It is believed that data is now considering as the new spark of this era. However, the world produces an average of 2.5 million bytes of data per day – that’s more than we are supposed to handle. On the other hand, exploiting this vast amount of data can reveal exciting information that can change the field. Globally, the I-o-T has also risen by a noticeable ratio and it is estimated that 1.6 trillion dollars will be spent by 2022.

On the other side of the coin, data is not small at all – revenue is expected to reach 265 billion dollars by 2022. Though, the data remains important to both. However, the basics of these two technologies are different because they are two completely different concepts. It would be better if we comprehend it deeply because our goal is to discover that it can be used together in different areas to gain a competitive edge. Data processing happens when data is collected and translated into useful information.

I-o-T and Data Science are Two Exclusively Different Concepts

Internet-of-Things (I-o-T)

Imagine a home where your home appliance is connected to the Internet. This is where I-o-T expands the connection from digital devices to physical Internet-connected devices we use every day. All remain online, allowing seamless connectivity to collect and share real-time measurement data and remotely monitor and manage.

When connecting to the I-o-T platform, data from all of these devices are integrated and analyzed. All the same, when ready, it can reveal user information such as models, potential problems, and even suggestions for improving their performance. For example, an I-o-T platform can continuously assess traffic conditions and advise a driver to change lanes or adopt driving methods that improve safety depending on the weather.

Data Science

The term, data science is used in most articles and publications, as it is generally understood. If your data is consistent, you analyze it and create dashboards and reports to better understand how your business is doing. Then they jump into the future and start producing predictive analysis. All and above, with predictive analysis, you predict possible future events and creatively predict consumer behavior.

Differences in Data Flow Management and Processing

All the same, data science contains a bulk of information. However, it does not allow this type of simultaneous data processing to process important information or models for real-time decision making. The analysis is performed later and there are delays or irregularities in receiving and processing data. The data collected is processed immediately in real-time to increase performance, correct errors, or diagnose the problem early. In I-o-T, the data flow is constantly monitored in real-time for accurate data-based decisions and analyzes.

Because the data collected is analyzed only in a certain range, data science solutions are mainly used in areas such as dimensions planning, forecast maintenance, and so on. Although I-o-T is a matter of time, temporary situations, such as traffic management, are considered to be used to simultaneously collect and process data to maximize and address their performance.

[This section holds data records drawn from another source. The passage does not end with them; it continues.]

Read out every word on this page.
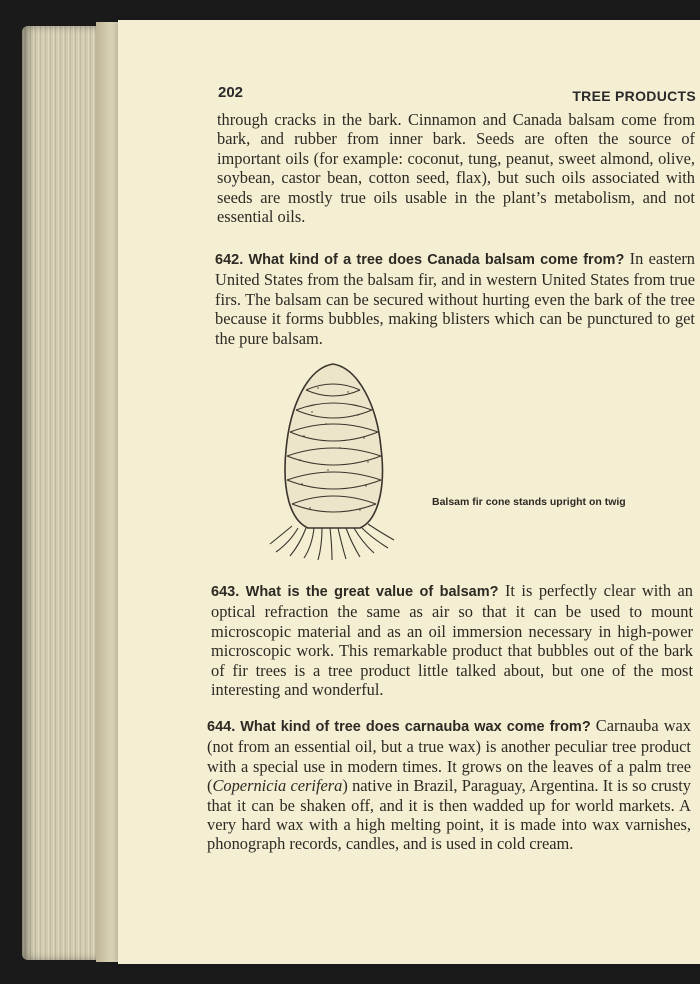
202	TREE PRODUCTS
through cracks in the bark. Cinnamon and Canada balsam come from bark, and rubber from inner bark. Seeds are often the source of important oils (for example: coconut, tung, peanut, sweet almond, olive, soybean, castor bean, cotton seed, flax), but such oils associated with seeds are mostly true oils usable in the plant’s metabolism, and not essential oils.
642. What kind of a tree does Canada balsam come from? In eastern United States from the balsam fir, and in western United States from true firs. The balsam can be secured without hurting even the bark of the tree because it forms bubbles, making blisters which can be punctured to get the pure balsam.
Balsam fir cone stands upright on twig
643. What is the great value of balsam? It is perfectly clear with an optical refraction the same as air so that it can be used to mount microscopic material and as an oil immersion necessary in high-power microscopic work. This remarkable product that bubbles out of the bark of fir trees is a tree product little talked about, but one of the most interesting and wonderful.
644. What kind of tree does carnauba wax come from? Carnauba wax (not from an essential oil, but a true wax) is another peculiar tree product with a special use in modern times. It grows on the leaves of a palm tree (Copernicia cerifera) native in Brazil, Paraguay, Argentina. It is so crusty that it can be shaken off, and it is then wadded up for world markets. A very hard wax with a high melting point, it is made into wax varnishes, phonograph records, candles, and is used in cold cream.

According to the study, it is clear that data science certifications and I-o-T analytics play a major role in human resource management.

I-o-T Applications for Data Science

If I-o-T is the backbone of the infrastructure, I-o-T analytics is the key to creating significant insights based on the vast amount of data from everyday sensors and devices. Here are examples of I-o-T applications in data science:

  • Retail: Since 72.5% of international retailers want to invest in the Internet – of – Things to improve their business plans, it is not surprising that I-of-T is revolutionizing the retail industry. Through inventory management and product demand forecasting, retailers can place orders and increase demand, ensure customer satisfaction, and improve the user experience.
  • Health: I-o-T-related things, like smartwatches and fitness bands, are just a few examples of how I-o-T can improve our health. By tracking your sleep, pace, mileage, the devices allow us to detect our behavior.
  • Smart – towns: By analyzing sensors, cameras, and data, common cities generally appear to be safer, greener, and more efficient communities.
  • Factories and warehouses: Thanks to I-o-T analysis in the field of asset control and maintenance forecasting, factories, among other things, are moving towards optimization. Companies can anticipate engine failure, reduce maintenance costs, and monitor their key assets to prevent theft and optimize maintenance routes.

Carrying I-o-T and Big Data Together

However, this technology requires new infrastructure, including software and hardware applications, and an operating system; organizations need to manage the flow that will move and explore it in real-time as it develops. Here’s the data science; large analytical devices can process large amounts of data generated from I-o-T devices, creating a consistent flow of information. However, for their analysis, the I-o-T provides data that data science analytics can process to obtain the necessary information.

All the same, the I-o-T manages the data on a completely different scale, so the analytical solution must respond to its rapid processing and accepting, and then to its rapid and accurate retrieval. There is a multitude of solutions available that allow you to analyze large data sets in near real-time and necessarily form a complete database for a small server that manages up to 100 TB of such small hardware – which is necessary.

Though, the next-generation analytical database uses GPU technology and allows for even greater hardware reductions; 5 TB on a laptop or large car base. It helps I-o-T organizations connect many of the databases that are evolving, helping them adapt to changing flows and get real-time responses, solve the size challenge, and reduce performance.

Conclusion

The development of data processing processes into information is an important part of the success of data science and I-o-T. All the same, it has been observed that many professionals notified giving them your data and they will give you the new one. With more connected devices, companies have more options to use these devices to collect relevant and useful data that can improve their business processes.